Afrique Victime captures Nigerien guitarist/singer Mdou Moctar at moment of transition. Having built a substantial audience on the strength of his band’s incendiary lives shows, he looks forward with ambition to using that platform to make some statements. He also looks back, acknowledging past personal phases and musical heroes. 

Moctar grew up in Agadez, Niger, where he pursued musical interests against his family’s wishes. He attained anonymous regional stardom in 2008, when his early, electronic recordings swept through the desert, passing from one cellphone to the next without accompanying data. It was picked up by the Sahel Sounds label and, under the place-holding title “Autotune,” released on the compilation Music From Saharan Cellphones. Moctar’s subsequent recordings encompassed acoustic and electric guitar settings, and when he finally started touring the U.S. in 2017, his quartet wowed crowds with an attack that merged a bluesy, Sahel desert sound with loads of unabashed shredding.

2019’s Ilana (The Creator), which was mostly recorded on a tour stop in Detroit, captured the live band’s sound. Afrique Victime, Moctar’s first album for Matador, builds upon it, retaining the bold, virtuosic guitar leads, loping beats and impassioned Tamashek (the Tuareg language) singing. But Afrique Victime doesn’t just bring the boogie. The album’s production is denser, with massed backing vocals, electronic effects and field recordings woven into the basic quartet’s tracks. It’s also more varied, with acoustic episodes that acknowledge Moctar’s earliest playing experiences and over-the-top electronic percussion that recalls both his first recordings and the music of an early inspiration, Abdallah Ag Oumbadougou, who died in January 2020. Afrique Victime is a rich recording that doesn’t give up all of its secrets after a couple spins. 
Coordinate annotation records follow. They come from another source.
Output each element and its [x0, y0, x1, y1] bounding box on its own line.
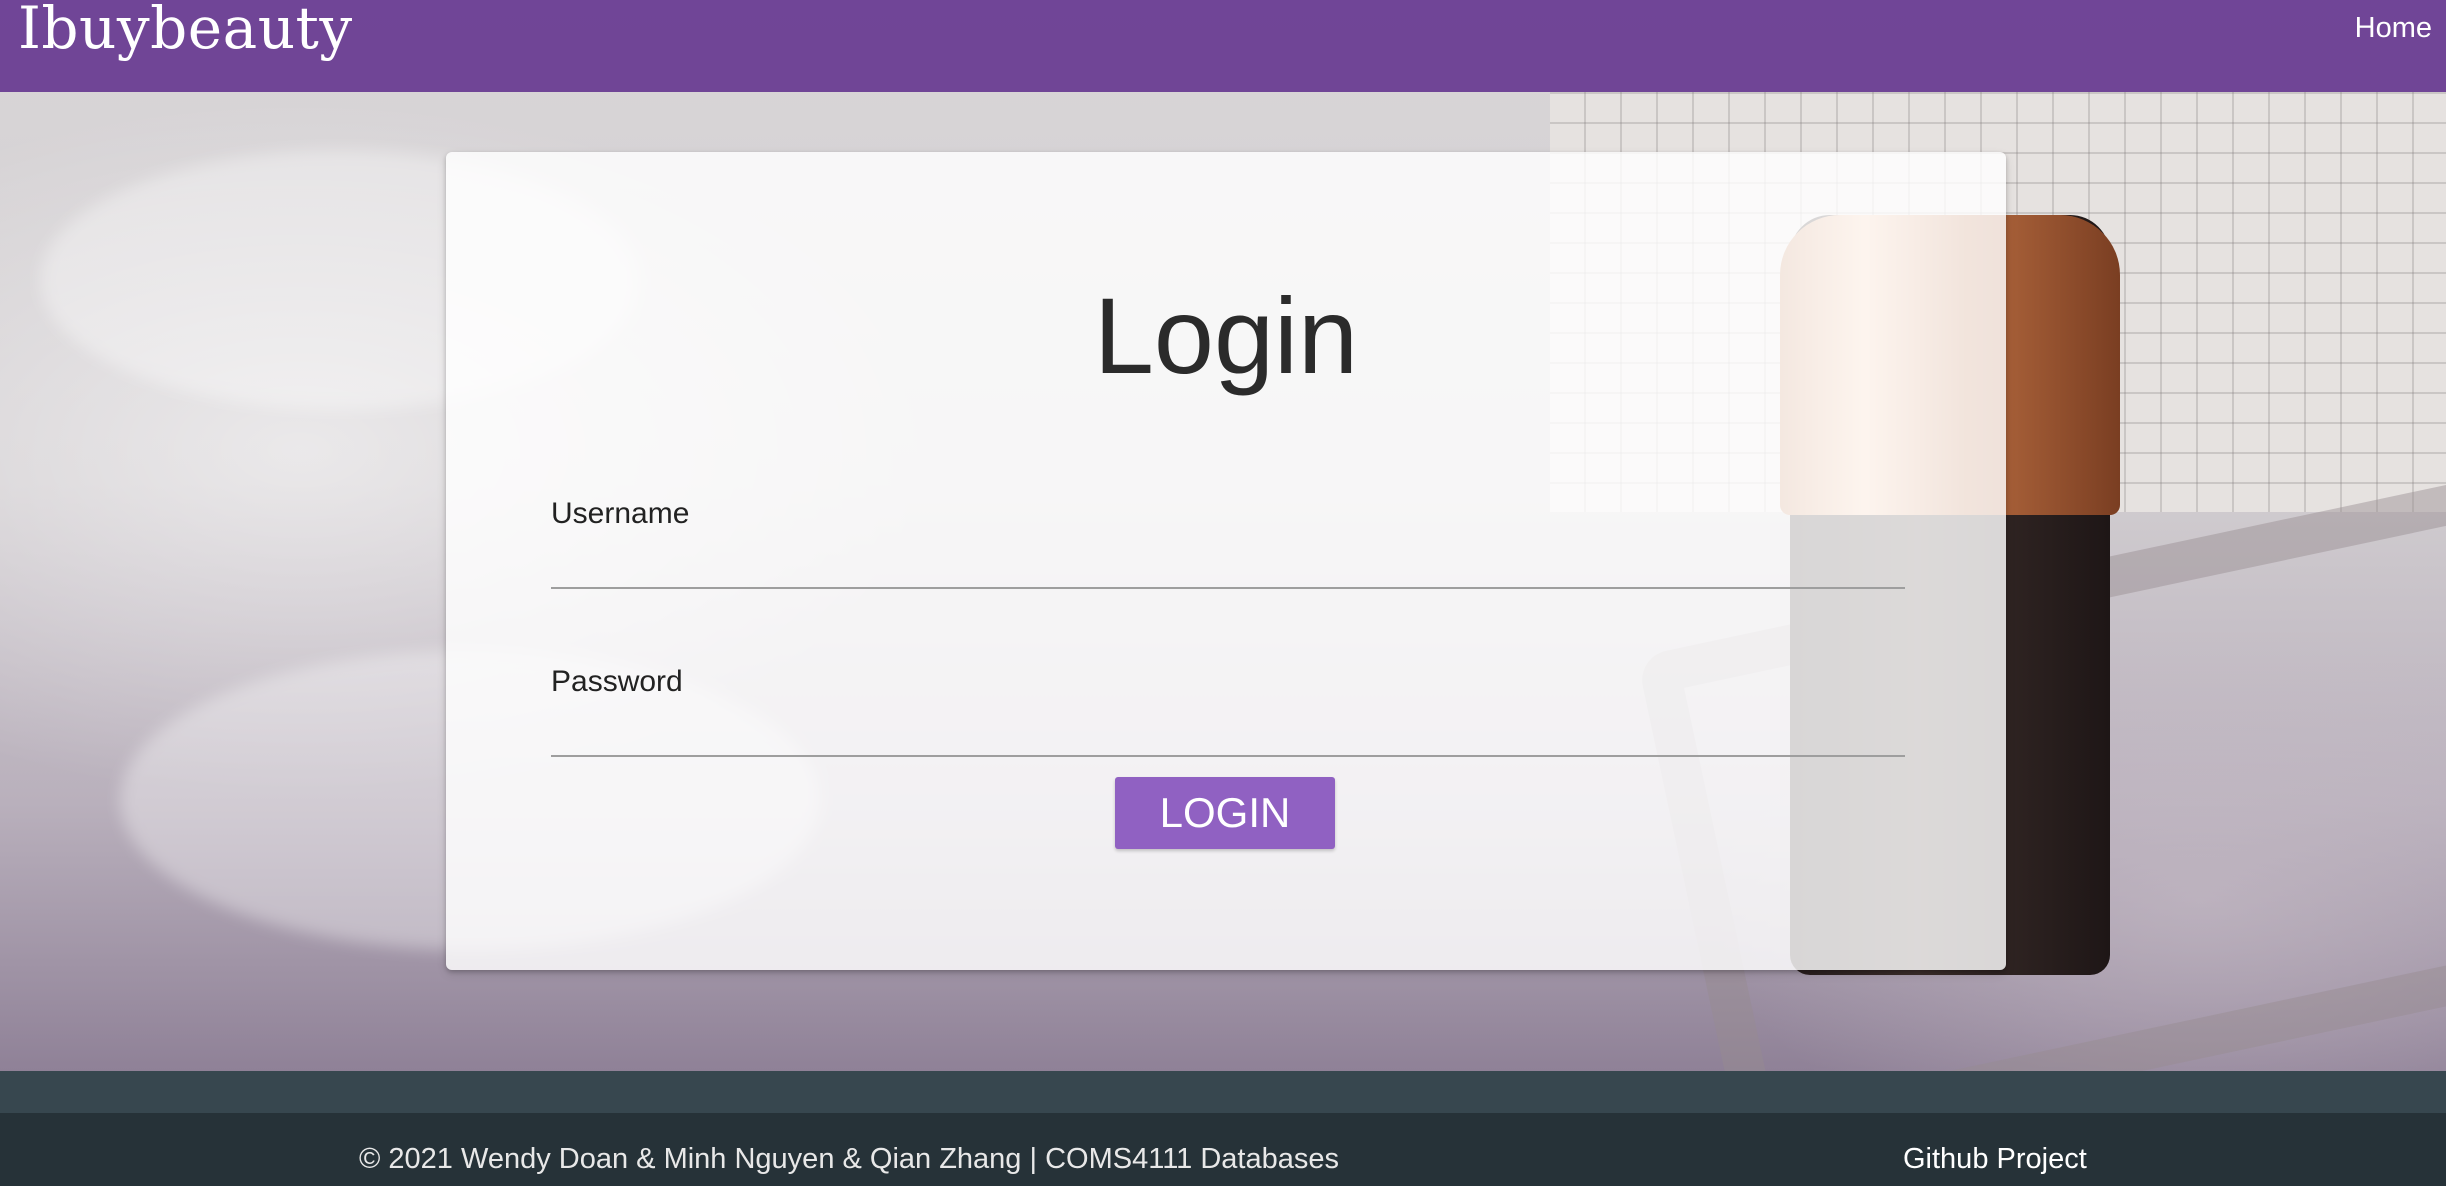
login-card: Login Username Password LOGIN	[446, 152, 2006, 970]
top-navbar: Ibuybeauty Home	[0, 0, 2446, 92]
username-label: Username	[551, 497, 690, 530]
username-field: Username	[551, 497, 1905, 617]
brand-logo-link[interactable]: Ibuybeauty	[18, 0, 353, 62]
page: Ibuybeauty Home Login Username Password …	[0, 0, 2446, 1186]
nav-home-link[interactable]: Home	[2355, 12, 2432, 45]
password-input[interactable]	[551, 709, 1905, 757]
github-project-link[interactable]: Github Project	[1903, 1143, 2087, 1176]
footer-top-band	[0, 1071, 2446, 1113]
footer-copyright: © 2021 Wendy Doan & Minh Nguyen & Qian Z…	[359, 1143, 1339, 1175]
footer: © 2021 Wendy Doan & Minh Nguyen & Qian Z…	[0, 1113, 2446, 1186]
password-field: Password	[551, 665, 1905, 785]
login-button[interactable]: LOGIN	[1115, 777, 1335, 849]
login-title: Login	[1093, 275, 1359, 396]
password-label: Password	[551, 665, 683, 698]
username-input[interactable]	[551, 541, 1905, 589]
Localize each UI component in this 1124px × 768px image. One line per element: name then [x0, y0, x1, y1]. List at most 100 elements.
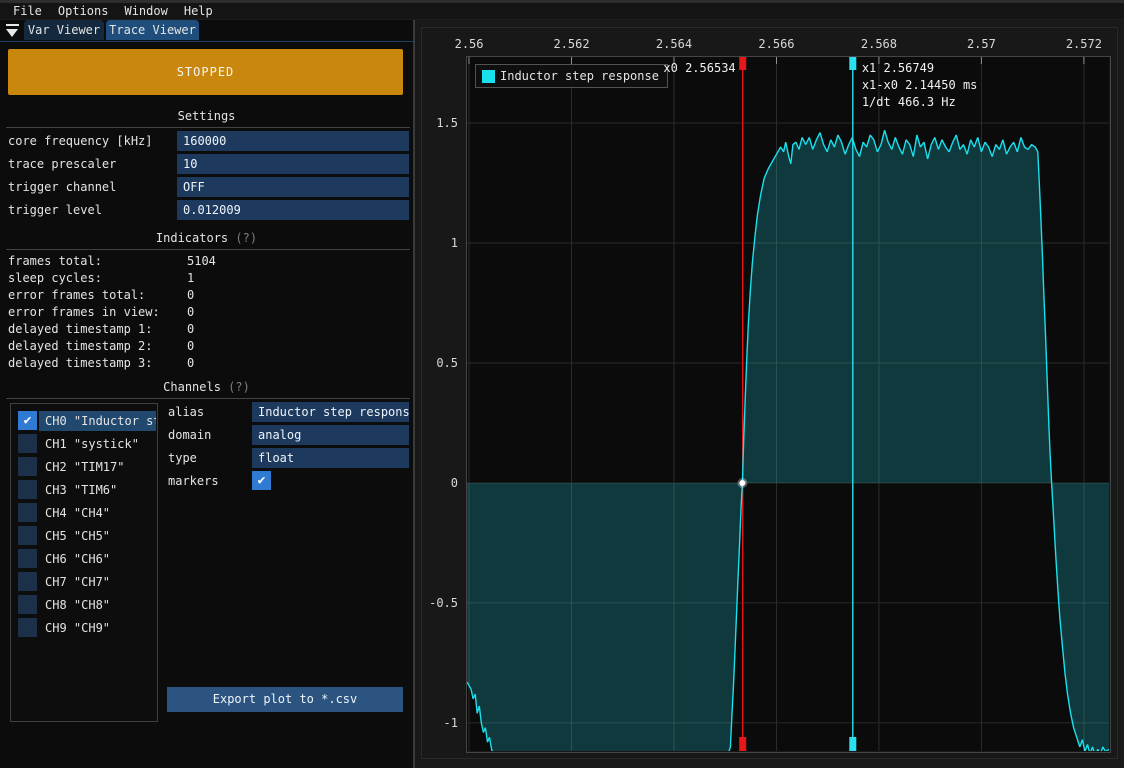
setting-label: trace prescaler: [8, 157, 116, 171]
indicators-header-text: Indicators: [156, 231, 228, 245]
indicator-row: delayed timestamp 3:0: [0, 355, 413, 372]
channel-checkbox[interactable]: [18, 595, 37, 614]
channel-checkbox[interactable]: [18, 503, 37, 522]
plot-legend[interactable]: Inductor step response: [475, 64, 668, 88]
separator: [6, 249, 410, 250]
indicator-value: 0: [187, 305, 194, 319]
indicator-label: frames total:: [8, 254, 102, 268]
indicators-help-icon[interactable]: (?): [235, 231, 257, 245]
x-tick-label: 2.564: [656, 37, 692, 51]
export-csv-button[interactable]: Export plot to *.csv: [167, 687, 403, 712]
channel-label[interactable]: CH0 "Inductor st: [39, 411, 156, 431]
tab-trace-viewer[interactable]: Trace Viewer: [106, 20, 199, 40]
domain-label: domain: [168, 428, 211, 442]
acquisition-state-button[interactable]: STOPPED: [8, 49, 403, 95]
collapse-icon-bar: [6, 24, 19, 26]
marker-delta-value: x1-x0 2.14450 ms: [862, 77, 978, 94]
channel-label[interactable]: CH2 "TIM17": [39, 457, 156, 477]
app-window: FileOptionsWindowHelp Var Viewer Trace V…: [0, 0, 1124, 768]
separator: [6, 127, 410, 128]
x-tick-label: 2.568: [861, 37, 897, 51]
marker-x0-label: x0 2.56534: [663, 60, 735, 77]
setting-input[interactable]: 0.012009: [177, 200, 409, 220]
setting-input[interactable]: 160000: [177, 131, 409, 151]
menu-items: FileOptionsWindowHelp: [5, 4, 221, 18]
separator: [6, 398, 410, 399]
domain-field[interactable]: analog: [252, 425, 409, 445]
channel-label[interactable]: CH4 "CH4": [39, 503, 156, 523]
type-label: type: [168, 451, 197, 465]
indicator-value: 0: [187, 322, 194, 336]
setting-input[interactable]: OFF: [177, 177, 409, 197]
marker-x1-value: x1 2.56749: [862, 60, 978, 77]
markers-checkbox[interactable]: ✔: [252, 471, 271, 490]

Moctar continues to sing mainly in Tamashek, with a little French mixed in, but if you get ahold of the lyrics, you’ll find that while some of the issues he addresses are local, he’s talking to the world. The Sahel has been the site of cultural and military conflict in recent times. When Moctar speaks back against the politics of exploitation and basic human intolerance that have made his neck of the proverbial woods a rough place to live, he connects it to broader patterns that afflict all of Africa—and the rest of the world. By linking the regional to the universal, Moctar has come up with an album with broad potential appeal and an undiluted impact.